I distinctly remember seeing directions on how to set a static IP on the Hopper , but I can't find it. Anybody ?


----------



## FarmerBob (Nov 28, 2002)

DISH Settings > Internet is where you will find info. But there, as far as I can find, thinking I was able to do it too at one time, is just info and the ability to reset the network connection. 

I do it in my router as an "Address Reservation" using the devices MAC Address. I have to, otherwise they jump all over the network interfering with other devices ability to get addresses. When I had a Joey with my two H3's it was a mess. Other devices were not being allowed to connect and get IPA's and the Network slowed way down. I have for a long time and now even more so assign every device an "Address Reservation" so that it's guaranteed a place on the network without having to fight for it.

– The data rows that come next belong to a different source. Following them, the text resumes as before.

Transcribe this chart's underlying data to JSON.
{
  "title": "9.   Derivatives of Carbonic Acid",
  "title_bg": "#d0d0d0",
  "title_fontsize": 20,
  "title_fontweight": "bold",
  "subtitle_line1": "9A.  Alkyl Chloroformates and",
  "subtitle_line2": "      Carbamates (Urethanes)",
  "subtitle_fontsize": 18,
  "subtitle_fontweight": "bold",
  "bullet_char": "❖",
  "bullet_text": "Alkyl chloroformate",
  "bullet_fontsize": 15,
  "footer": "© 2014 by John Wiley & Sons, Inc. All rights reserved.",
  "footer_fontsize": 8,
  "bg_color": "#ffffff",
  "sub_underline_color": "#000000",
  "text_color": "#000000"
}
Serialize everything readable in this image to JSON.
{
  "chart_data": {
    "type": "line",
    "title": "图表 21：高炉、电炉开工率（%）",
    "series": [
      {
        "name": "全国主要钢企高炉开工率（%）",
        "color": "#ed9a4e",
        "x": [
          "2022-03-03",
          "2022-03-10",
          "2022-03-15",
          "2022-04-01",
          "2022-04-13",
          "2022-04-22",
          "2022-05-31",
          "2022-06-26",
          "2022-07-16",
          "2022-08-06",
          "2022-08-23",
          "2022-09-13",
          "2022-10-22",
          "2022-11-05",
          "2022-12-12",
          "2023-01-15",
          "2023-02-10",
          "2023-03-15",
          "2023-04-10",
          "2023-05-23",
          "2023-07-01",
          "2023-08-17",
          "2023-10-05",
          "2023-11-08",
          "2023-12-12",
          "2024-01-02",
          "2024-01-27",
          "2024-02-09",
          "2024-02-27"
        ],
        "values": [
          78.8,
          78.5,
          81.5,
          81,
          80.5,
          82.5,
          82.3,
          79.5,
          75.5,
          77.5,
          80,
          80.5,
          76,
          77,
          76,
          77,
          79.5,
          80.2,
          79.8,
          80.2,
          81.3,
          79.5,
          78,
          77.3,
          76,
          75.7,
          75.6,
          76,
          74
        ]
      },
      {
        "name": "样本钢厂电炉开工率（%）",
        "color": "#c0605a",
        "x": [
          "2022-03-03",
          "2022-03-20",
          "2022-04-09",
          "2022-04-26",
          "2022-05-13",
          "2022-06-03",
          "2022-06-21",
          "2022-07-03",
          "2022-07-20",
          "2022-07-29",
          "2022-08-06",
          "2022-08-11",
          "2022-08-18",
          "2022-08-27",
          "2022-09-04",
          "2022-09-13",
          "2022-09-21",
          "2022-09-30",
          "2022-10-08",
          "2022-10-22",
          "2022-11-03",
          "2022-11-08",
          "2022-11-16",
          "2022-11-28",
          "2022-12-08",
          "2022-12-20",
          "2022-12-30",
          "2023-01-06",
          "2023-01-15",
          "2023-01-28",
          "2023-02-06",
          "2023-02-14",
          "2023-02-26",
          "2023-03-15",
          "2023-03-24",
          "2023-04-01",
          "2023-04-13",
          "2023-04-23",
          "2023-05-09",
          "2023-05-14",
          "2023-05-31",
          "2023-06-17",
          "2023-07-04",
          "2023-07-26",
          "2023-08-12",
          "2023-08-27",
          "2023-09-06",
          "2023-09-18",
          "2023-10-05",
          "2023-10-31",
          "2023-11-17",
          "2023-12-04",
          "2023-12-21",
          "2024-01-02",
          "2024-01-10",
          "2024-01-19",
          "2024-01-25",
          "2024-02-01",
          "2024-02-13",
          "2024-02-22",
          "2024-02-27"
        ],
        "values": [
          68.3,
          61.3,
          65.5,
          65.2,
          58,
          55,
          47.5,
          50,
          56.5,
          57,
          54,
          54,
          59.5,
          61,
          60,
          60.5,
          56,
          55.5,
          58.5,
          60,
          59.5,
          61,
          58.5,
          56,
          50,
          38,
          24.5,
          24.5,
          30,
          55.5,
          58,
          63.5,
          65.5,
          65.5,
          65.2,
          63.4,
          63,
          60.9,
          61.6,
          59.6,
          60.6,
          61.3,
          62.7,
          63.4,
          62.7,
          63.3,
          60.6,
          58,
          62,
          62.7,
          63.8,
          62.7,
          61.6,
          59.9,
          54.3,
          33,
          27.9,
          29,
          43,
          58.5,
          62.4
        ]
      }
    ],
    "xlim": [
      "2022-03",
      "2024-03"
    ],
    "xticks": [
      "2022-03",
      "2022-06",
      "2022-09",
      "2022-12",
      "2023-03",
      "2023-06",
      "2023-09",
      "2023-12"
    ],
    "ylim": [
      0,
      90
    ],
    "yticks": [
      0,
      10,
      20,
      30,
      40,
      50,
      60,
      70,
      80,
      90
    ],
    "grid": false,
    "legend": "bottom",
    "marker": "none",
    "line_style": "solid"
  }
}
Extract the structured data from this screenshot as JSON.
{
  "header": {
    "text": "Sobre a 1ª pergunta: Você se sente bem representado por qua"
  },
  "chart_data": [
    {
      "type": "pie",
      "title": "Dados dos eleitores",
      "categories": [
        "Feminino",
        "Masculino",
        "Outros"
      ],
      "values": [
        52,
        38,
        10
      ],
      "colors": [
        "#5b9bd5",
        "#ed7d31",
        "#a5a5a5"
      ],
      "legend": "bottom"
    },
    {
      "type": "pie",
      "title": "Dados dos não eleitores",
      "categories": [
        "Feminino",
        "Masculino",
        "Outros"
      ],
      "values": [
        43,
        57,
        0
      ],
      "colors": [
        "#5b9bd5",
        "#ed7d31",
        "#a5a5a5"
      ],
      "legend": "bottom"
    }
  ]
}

As I have written before I am thoroughly amazed that the engineers at EchoStar would design gear that would act like this . . . I have never seen anything like it.


----------



## scooper (Apr 22, 2002)

I've got a LARGE pool of DHCP addresses, and I've done address reservations for DIsh Equipment in the past. This was for someone else on another forum.

Bob - what you might want to do is put your devices with address reservations in one range, and have your DHCP pool in another. -- On my network, x.x.x.100-199 is the pool, and anything that needs a reservation / static IP gets an address NOT in the pool.


----------



## n0qcu (Mar 23, 2002)

scooper said:


> I distinctly remember seeing directions on how to set a static IP on the Hopper , but I can't find it. Anybody ?


go to the advanced internet settings page, press recall, recall, play then change IP Address Configuration from automatic to manual and enter your info.


----------



## scooper (Apr 22, 2002)

THANK YOU !!!!!!


----------